Pela primeira vez, um português é lider do Comité Mundial da Organização Mundial do Movimento Escutista. João Armando Gonçalves foi eleito presidente deste comité, esta quinta-feira, na Conferência Mundial do Escutismo que decorre em Liubliana, na Eslovénia, até sexta-feira.

Em declarações à tvi24.pt, o português mostrou-se orgulhoso da nomeação e destacou o prestígio que esta representa para o país.

«É um grande orgulho mas também uma grande responsabilidade. Para o país é um grande prestígio ter um português a liderar esta organização; a imagem de Portugal acaba por sair reforçada», afirmou.



Eleito para um mandato de três anos, o escuteiro do Corpo Nacional de Escutas (CNE) vai ocupar a posição mais importante no escutismo mundial, um movimento que envolve cerca de 40 milhões de jovens em 216 países.

Membro do Comité Europeu do Escutismo, entre 2004 e 2010, e membro do Comité Mundial desde 2011, para João Armando Gonçalves a eleição surge no seguimento da sua experiência a nível nacional e internacional.
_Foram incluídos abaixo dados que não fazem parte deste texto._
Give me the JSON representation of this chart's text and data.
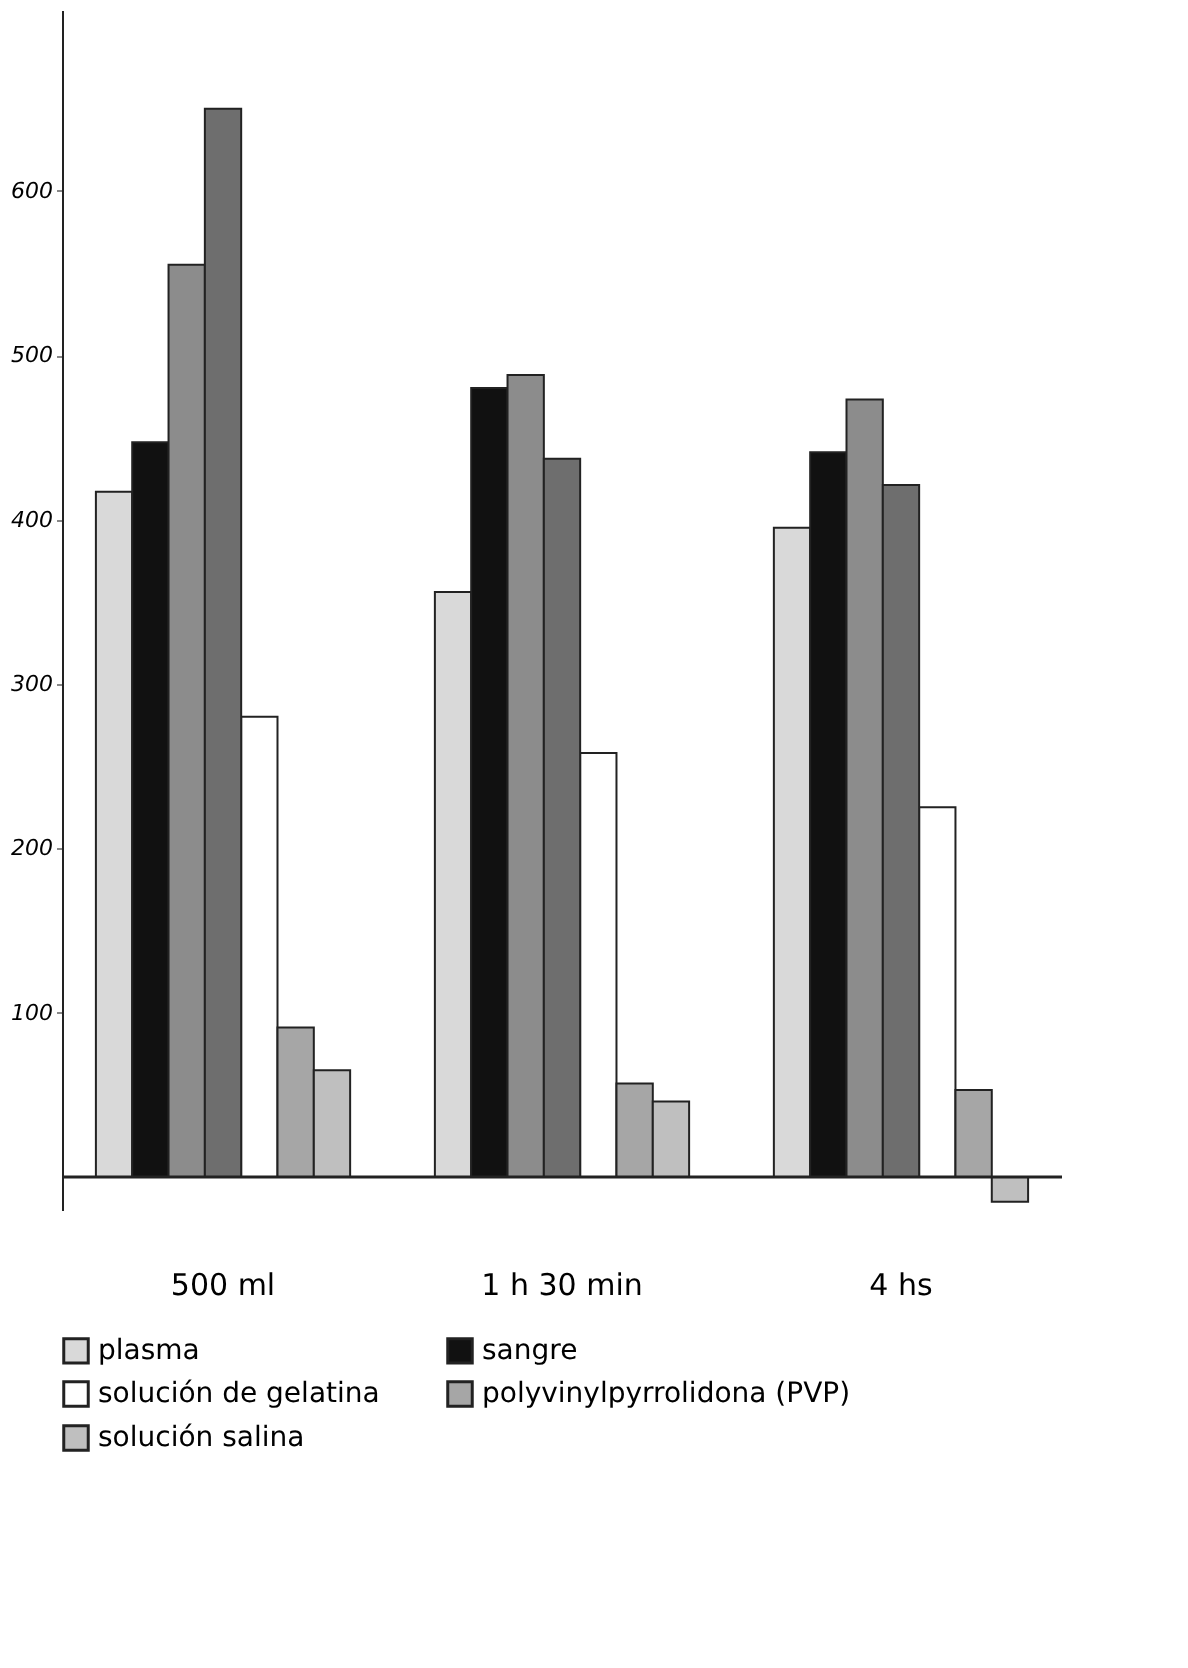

«Vem no seguimento dos cargos que tenho vindo a desempenhar ao longo dos anos, em termos nacionais e internacionais, e das capacidades que fui adquirindo ao longo da minha experiência», explicou.

O português, que é professor de Engenharia Civil no Instituto Politécnico de Coimbra, admitiu que, no início, pensava ser «difícil» chegar a este cargo.

«Trata-se de um processo complexo e no início foi difícil. Mas com o tempo percebi que havia simpatia pela minha candidatura e fui ficando confiante», afirmou.

O agora líder do Comité Mundial do escutismo adianta algumas das ideias que quer implementar neste mandato.

João Armando Gonçalves fala em «unidade», no sentido de aproximar os jovens, independentemente das «diversidades culturais e económicas, por esse mundo fora».

O português quer também reforçar a missão do escutismo e mostrar o impacto do movimento.

«É necessário ajudar os jovens a crescer, educandando-os de uma forma informal e dar visibilidade ao trabalho que desenvolvemos», explicou.

Por outro lado, João Armando Gonçalves destaca a necessidade de melhorar a organização internamente e «torná-la uma organização do século XXI», sabendo, por exemplo, «usufruir das novas tecnologias da informação».

Natural da Figueira da Foz, João Armando Gonçalves nasceu em 1963 e entrou para o escutismo com 13 anos.

Foi escuteiro e dirigente no agrupamento do CNE da Figueira da Foz e, para além de membro do Comité Europeu do Escutismo, desempenhou o cargo de Secretário Internacional do Corpo Nacional de Escutas entre 2009 e 2011. Foi eleito membro do Comité Mundial no Brasil, em 2011.